Microsoft went with new technology that does not even need a remote. We are in the very early stages of holodeck technology here. Kinect uses stereo cameras to create a depth of field map and recognizes a human standing up in front of the cameras. It then tracks the movement of the humans head hands and feet in all 3 dimensions. Its like attaching five Wii remotes to different parts of your body in order to control your on screen character. This tech is way cool!
I love how as you move, the avatar on screen moves the same way. Sway your body, tilt your head, pump your fists, etc. Your on screen avatar does exactly the same thing in near real time. Your body becomes the controller, which is really cool until you realize that you have to stand up and move in order to play games. With the Wii remote, you can lazily flick your wrist while sitting on the couch. Kinect does not let you get away with that. Hence the exercise regimen aspect. Soccer matches only last 6 minutes in Kinect Sports, but I’d estimate that one match is the equivalent of jogging in place for about 2 minutes, depending on how aggressively you play.
(Side note: Games like Kinect Sports and Kinect Adventures like to take your picture as you play. Make sure you disable the online sharing if you are playing naked.)
You will notice that I bolded the word “near”. The current weakness of the Kinect system is that there is a noticeable lag between your movement and the onscreen movement which will affect your gaming experience. The other is the need for free unobstructed floor space, which is not a problem for me since I don’t have lots of furniture, but is likely to be a problem for others. The lag and accuracy problems of the Kinect is going to limit the types of games that can be played on it. The current games available seem to all be sports or dance games, which are obvious uses of this tech. This is why gaming sites comparing Move to Kinect seem to favor Move for hard core gaming reasons. Meanwhile, the marketplace has spoken. Consumers overwhelmingly have chosen Kinect. It is now the fastest selling gadget in history. I’m hoping some truly innovative games, stuff we have never seen before, will eventually use this technology.

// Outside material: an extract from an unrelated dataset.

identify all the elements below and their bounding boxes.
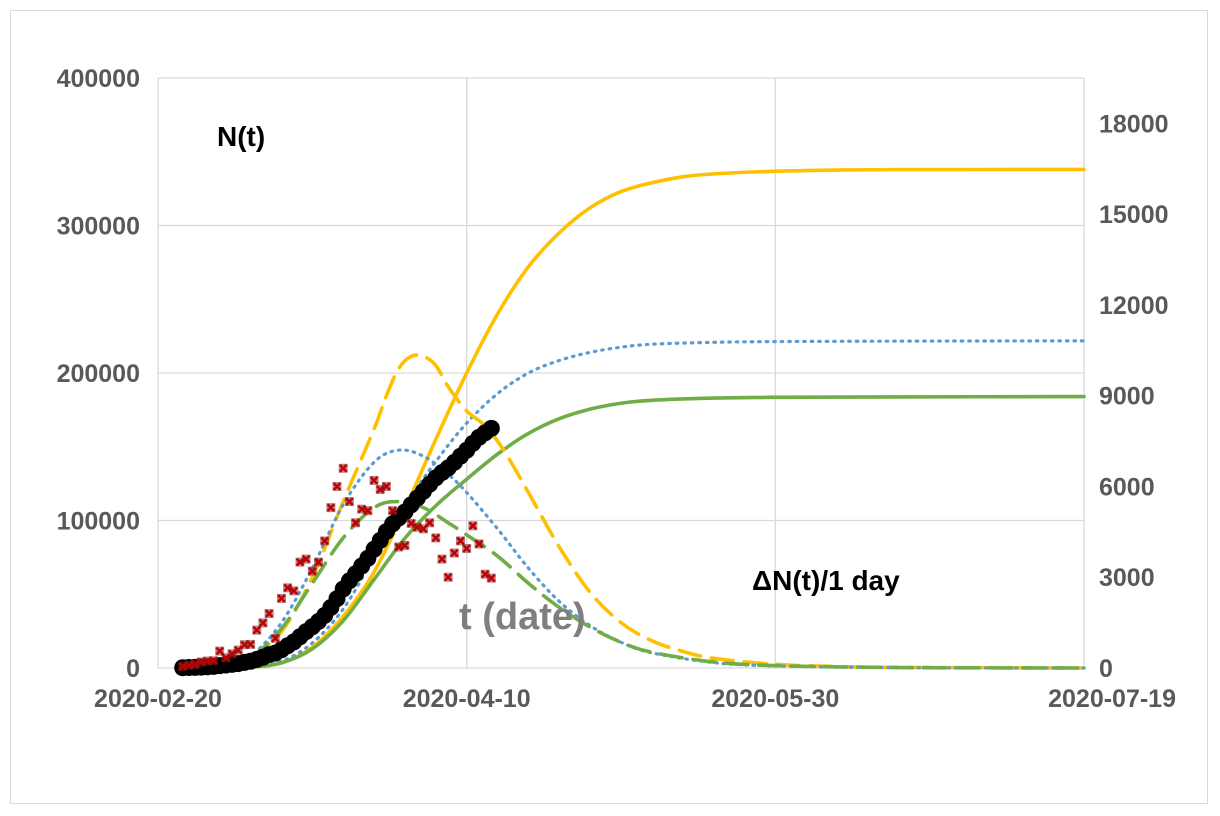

Because the Kinect uses a USB interface (thank the need for compatibility with older Xboxes for that feature) it can be hooked up to a PC. Already I have seen demos for 3D video capture, controlling web browsers using gestures, and the inevitable sex game interface.
I’d love to see motion capture to BVH files that can be imported to Second Life, among other places. That would bring the price of animations way down. Better yet would be real time movement of your avatar in a virtual world, tough I’m not sure how well that would work in a multi avatar environment. It would make for much more entertaining dance parties though.
Despite the lag and lack of accuracy, I see the Kinect as the next step toward the “Holodeck” that we all dream of having some day. On the other hand, it could just be a fleeting gimmick people will tire of as we go back to controllers. Time will tell.